Precision Electroweak measurements at the Future Circular Collider

Because of a luminosity of up to five orders of magnitude larger than at LEP, electroweak precision measurements at the FCC-ee -- the Future Circular Collider with electron-positron beams -- would provide improvements by orders of magnitude over the present status and constitute a broad search for the existence of new, weakly interacting particles up to very high energy scales. The FCC-ee will address centre-of-mass energies ranging from below the Z pole to the $\mathrm{t\bar{t}}$ threshold and above. At energies around the Z pole, the Z-boson mass and width can be measured to better than 100 keV each.

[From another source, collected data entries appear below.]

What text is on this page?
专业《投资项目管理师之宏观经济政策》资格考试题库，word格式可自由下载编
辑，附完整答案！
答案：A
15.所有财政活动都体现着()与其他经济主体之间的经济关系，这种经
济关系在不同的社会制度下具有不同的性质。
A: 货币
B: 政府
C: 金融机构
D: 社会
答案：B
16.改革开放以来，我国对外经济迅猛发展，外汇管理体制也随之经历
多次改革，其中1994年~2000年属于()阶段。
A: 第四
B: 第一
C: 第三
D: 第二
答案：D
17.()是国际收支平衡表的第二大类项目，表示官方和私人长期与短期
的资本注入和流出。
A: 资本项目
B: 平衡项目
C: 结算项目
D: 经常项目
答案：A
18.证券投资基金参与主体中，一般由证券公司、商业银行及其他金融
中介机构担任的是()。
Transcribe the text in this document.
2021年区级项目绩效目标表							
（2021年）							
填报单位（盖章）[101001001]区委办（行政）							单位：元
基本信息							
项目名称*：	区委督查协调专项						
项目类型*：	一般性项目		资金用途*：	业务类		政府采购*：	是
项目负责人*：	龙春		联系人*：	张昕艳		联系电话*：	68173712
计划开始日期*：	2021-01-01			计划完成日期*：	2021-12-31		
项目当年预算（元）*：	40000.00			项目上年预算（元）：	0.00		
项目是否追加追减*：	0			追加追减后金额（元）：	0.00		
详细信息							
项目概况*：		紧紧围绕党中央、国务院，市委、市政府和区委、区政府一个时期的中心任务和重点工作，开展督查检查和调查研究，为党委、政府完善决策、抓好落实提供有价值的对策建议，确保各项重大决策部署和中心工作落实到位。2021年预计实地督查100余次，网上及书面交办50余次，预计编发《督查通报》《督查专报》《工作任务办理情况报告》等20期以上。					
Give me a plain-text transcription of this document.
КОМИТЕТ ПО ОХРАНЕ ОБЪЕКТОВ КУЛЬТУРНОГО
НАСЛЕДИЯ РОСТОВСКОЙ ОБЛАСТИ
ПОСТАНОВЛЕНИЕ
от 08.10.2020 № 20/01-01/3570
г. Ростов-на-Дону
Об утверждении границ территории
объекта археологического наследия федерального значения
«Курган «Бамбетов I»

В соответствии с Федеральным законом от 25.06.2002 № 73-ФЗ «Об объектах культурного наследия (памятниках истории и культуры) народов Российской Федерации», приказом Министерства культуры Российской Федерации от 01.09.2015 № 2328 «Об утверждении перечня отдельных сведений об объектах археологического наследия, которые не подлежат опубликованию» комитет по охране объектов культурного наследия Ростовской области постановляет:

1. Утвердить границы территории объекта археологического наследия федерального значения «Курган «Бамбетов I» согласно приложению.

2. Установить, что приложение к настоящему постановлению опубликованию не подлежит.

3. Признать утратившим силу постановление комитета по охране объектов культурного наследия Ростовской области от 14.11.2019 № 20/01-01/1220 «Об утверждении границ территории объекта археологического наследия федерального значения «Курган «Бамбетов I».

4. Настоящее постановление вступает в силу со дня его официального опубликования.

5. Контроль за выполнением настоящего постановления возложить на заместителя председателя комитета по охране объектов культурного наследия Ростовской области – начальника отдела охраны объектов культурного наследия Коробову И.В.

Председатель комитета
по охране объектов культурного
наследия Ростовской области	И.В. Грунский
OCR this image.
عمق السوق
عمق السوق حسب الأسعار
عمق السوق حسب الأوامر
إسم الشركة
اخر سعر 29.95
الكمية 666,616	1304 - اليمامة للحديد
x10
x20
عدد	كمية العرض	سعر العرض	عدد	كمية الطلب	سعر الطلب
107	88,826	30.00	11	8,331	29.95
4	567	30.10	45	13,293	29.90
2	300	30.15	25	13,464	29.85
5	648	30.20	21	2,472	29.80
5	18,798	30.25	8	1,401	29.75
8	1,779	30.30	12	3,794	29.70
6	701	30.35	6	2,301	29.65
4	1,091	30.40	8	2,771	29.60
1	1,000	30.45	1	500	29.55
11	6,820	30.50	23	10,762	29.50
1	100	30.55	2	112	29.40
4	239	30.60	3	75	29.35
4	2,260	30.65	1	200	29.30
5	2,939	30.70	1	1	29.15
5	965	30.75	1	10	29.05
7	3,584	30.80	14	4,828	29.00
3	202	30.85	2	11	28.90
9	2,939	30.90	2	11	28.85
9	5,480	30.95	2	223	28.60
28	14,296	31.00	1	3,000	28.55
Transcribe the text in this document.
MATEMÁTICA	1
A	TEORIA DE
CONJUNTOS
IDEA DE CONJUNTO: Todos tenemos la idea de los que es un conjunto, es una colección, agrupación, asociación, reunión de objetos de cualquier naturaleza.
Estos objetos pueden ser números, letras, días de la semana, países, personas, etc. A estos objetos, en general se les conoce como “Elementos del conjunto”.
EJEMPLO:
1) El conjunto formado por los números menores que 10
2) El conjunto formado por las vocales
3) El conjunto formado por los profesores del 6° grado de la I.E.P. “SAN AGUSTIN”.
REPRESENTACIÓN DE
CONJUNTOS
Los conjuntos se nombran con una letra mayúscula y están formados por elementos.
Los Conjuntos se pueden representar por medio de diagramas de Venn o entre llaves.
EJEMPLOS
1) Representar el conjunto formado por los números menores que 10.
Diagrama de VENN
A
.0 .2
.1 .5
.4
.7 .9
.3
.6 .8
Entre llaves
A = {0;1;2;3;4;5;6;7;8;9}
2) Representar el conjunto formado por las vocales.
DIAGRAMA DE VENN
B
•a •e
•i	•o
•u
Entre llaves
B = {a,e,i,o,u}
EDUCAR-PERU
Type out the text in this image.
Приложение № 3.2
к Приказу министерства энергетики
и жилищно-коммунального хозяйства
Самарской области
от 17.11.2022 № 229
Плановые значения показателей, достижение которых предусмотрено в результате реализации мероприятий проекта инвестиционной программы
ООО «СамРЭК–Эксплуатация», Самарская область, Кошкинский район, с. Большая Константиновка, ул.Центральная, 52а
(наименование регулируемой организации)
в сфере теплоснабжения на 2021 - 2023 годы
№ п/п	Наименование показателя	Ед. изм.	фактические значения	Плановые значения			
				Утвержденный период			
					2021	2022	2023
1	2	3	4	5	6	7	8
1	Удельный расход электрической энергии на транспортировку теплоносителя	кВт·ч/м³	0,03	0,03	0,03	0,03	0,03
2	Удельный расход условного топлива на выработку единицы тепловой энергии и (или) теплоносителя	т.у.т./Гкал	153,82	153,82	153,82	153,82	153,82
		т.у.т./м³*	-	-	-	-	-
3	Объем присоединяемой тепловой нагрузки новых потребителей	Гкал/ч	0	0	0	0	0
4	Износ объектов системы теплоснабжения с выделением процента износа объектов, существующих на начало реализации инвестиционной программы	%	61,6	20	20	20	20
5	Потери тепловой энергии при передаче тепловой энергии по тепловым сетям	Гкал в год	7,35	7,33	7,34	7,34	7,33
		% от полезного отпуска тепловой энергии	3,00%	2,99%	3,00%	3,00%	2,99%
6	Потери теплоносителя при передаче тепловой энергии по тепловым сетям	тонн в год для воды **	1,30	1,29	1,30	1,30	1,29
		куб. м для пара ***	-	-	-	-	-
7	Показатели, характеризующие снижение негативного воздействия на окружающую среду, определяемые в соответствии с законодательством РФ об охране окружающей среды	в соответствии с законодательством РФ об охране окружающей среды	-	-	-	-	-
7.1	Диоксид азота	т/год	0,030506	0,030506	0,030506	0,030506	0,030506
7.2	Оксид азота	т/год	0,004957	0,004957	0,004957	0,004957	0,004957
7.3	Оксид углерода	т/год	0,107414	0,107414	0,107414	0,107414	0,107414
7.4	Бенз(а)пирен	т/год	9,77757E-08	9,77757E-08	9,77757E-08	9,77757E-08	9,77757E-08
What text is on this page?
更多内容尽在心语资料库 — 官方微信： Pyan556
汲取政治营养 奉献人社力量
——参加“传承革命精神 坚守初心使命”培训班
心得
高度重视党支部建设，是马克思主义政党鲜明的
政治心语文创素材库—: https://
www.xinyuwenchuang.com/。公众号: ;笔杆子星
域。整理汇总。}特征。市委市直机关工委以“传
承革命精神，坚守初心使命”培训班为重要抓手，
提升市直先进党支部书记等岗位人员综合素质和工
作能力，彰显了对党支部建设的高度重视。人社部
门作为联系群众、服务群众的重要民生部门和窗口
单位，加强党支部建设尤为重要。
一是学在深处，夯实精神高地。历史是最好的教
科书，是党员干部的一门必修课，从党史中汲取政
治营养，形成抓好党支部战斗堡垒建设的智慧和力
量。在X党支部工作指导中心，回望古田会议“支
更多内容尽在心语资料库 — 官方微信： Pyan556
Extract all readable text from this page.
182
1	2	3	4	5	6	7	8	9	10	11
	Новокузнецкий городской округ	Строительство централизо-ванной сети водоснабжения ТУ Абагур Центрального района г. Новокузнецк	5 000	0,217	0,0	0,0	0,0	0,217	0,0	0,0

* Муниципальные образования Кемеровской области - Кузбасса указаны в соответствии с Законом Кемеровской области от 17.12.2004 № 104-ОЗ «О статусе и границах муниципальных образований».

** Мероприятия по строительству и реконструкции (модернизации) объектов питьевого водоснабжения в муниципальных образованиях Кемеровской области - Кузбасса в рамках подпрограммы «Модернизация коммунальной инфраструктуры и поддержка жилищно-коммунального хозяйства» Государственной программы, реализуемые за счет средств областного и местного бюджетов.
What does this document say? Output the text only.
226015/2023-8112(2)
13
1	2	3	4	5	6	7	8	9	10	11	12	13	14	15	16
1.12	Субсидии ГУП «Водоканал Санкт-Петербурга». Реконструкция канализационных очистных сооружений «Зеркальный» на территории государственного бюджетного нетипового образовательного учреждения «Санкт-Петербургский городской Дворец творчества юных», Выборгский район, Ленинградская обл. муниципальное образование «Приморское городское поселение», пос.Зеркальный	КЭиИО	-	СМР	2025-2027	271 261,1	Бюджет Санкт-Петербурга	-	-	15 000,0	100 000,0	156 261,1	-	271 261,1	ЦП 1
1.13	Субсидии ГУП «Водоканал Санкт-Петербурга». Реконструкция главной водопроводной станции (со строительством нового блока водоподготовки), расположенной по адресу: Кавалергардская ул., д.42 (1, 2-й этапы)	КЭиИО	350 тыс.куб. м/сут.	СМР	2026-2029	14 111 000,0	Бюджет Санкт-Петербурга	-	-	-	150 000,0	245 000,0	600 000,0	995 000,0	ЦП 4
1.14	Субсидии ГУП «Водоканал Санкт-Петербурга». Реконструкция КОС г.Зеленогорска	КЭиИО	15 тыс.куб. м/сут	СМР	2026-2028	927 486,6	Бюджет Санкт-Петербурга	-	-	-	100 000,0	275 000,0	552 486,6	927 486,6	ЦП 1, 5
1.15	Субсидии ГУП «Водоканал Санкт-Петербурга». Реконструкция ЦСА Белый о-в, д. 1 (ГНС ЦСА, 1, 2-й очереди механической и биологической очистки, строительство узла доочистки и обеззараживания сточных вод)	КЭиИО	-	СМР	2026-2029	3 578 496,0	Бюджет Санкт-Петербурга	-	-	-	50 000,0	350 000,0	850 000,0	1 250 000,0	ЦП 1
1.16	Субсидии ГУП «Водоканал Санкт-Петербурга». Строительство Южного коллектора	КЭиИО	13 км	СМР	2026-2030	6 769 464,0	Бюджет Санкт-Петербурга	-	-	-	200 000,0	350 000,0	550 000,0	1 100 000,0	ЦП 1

Asymmetry measurements at the Z pole allow improvements in the determination of the weak mixing angle by at least a factor 30 to $\delta\sin^2\theta\mathrm{_W^{eff}}\simeq 6\times 10^{-6}$. A determination of the electromagnetic coupling constant at the Z energy scale, $\alpha_\mathrm{QED}(m_\mathrm{Z}^2)$, to a relative precision of $3\times 10^{-5}$ can be obtained via measurement of the forward-backward asymmetry of lepton pairs at two energy points $\pm 3.2\,\textrm{GeV}$ away from the Z peak. At energies around the WW threshold, high-statistic cross section measurements can provide a determination of the W mass to 300 keV. The key breakthrough advantage of the FCC-ee in these achievements, beside the large luminosity, is the possibility of a continous, precise determination of the beam energy by resonant depolarization at the Z peak and at the WW threshold. Precise measurements of the hadronic branching fractions of the Z and W bosons allow for considerably improvements in the determination of the strong coupling constant down to a precision of $\delta\alpha_\mathrm{s}(m_\mathrm{Z}^2)\simeq 0.0001$. An energy scan around the 350 GeV $\mathrm{t\bar{t}}$ threshold allows a 10 MeV measurement of the top-quark mass.